No news penetrated the locked door of Ulwing’s house.

In the cellar Mrs. Füger was making bandages, with depressing sighs. The little book-keeper sat on the top of a barrel and held his head sideways, as if listening. At every detonation he banged his heel against the barrel.

His son stared at him so rigidly that his short-sighted eyes became contracted by the effort. He yawned with fatigue. Now, old Füger’s feet struck the side of the barrel at longer and longer intervals. Only by this did his son notice that the firing became less frequent; by and by it stopped. Then once more the house shook. A last explosion rent the frightful silence in twain and broken glass was hurled with loud clatter from the windows.

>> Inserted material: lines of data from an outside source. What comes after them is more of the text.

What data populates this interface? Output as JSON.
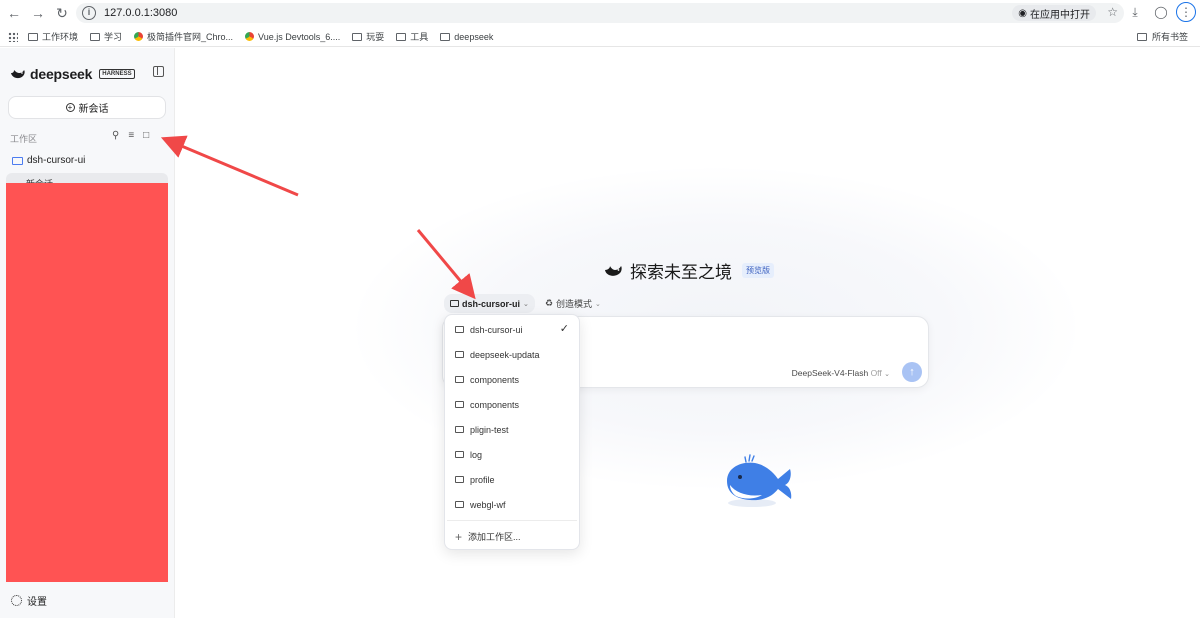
{
  "browser": {
    "url": "127.0.0.1:3080",
    "open_in_app": "在应用中打开",
    "bookmarks": [
      {
        "label": "工作环境",
        "icon": "folder-icon"
      },
      {
        "label": "学习",
        "icon": "folder-icon"
      },
      {
        "label": "极简插件官网_Chro...",
        "icon": "chrome-icon"
      },
      {
        "label": "Vue.js Devtools_6....",
        "icon": "chrome-icon"
      },
      {
        "label": "玩耍",
        "icon": "folder-icon"
      },
      {
        "label": "工具",
        "icon": "folder-icon"
      },
      {
        "label": "deepseek",
        "icon": "folder-icon"
      }
    ],
    "all_bookmarks": "所有书签"
  },
  "sidebar": {
    "logo_text": "deepseek",
    "logo_badge": "HARNESS",
    "new_chat": "新会话",
    "workspace_label": "工作区",
    "project": "dsh-cursor-ui",
    "thread": "新会话",
    "settings": "设置"
  },
  "main": {
    "headline": "探索未至之境",
    "beta_badge": "预览版",
    "workspace_chip": "dsh-cursor-ui",
    "mode_chip": "创造模式",
    "model": "DeepSeek-V4-Flash",
    "model_state": "Off",
    "send_icon": "arrow-up-icon"
  },
  "dropdown": {
    "items": [
      "dsh-cursor-ui",
      "deepseek-updata",
      "components",
      "components",
      "pligin-test",
      "log",
      "profile",
      "webgl-wf"
    ],
    "selected": "dsh-cursor-ui",
    "add_label": "添加工作区..."
  },
  "colors": {
    "accent_blue": "#4c7cf0",
    "send_button": "#a9c3f4",
    "redaction": "#ff5353",
    "annotation_arrow": "#f04848"
  }
}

“That was somewhere near!”

The builder could stand it no longer. He wanted to know what was happening. He rushed up the stairs. In the green room he tore the shutters deliberately open.

Opposite, the royal castle burned with a smoky flame and on the bastion, beside the small white flag of the Imperialists, a tri-colour was unruffled in the wind.

“Victory!” shouted Christopher Ulwing. His short ringing voice fell like a blow from a hammer through the whole house.

Anne began to laugh.

“Do you hear, Christopher, we have won!”

When in the brightness of May the flag was unfurled on the bastion of the castle and opened out like a bountiful hand, it scattered joy from its folds. Its colours were repeated in Pest and Buda. Tricolours answered from the houses, the windows, the attics, the roofs. Singing, the people rushed toward the chain-bridge which resounded with the irregular trampling of human feet. The tide swept Ulwing the builder with it. He went to his brother. So much to tell! So much to ask!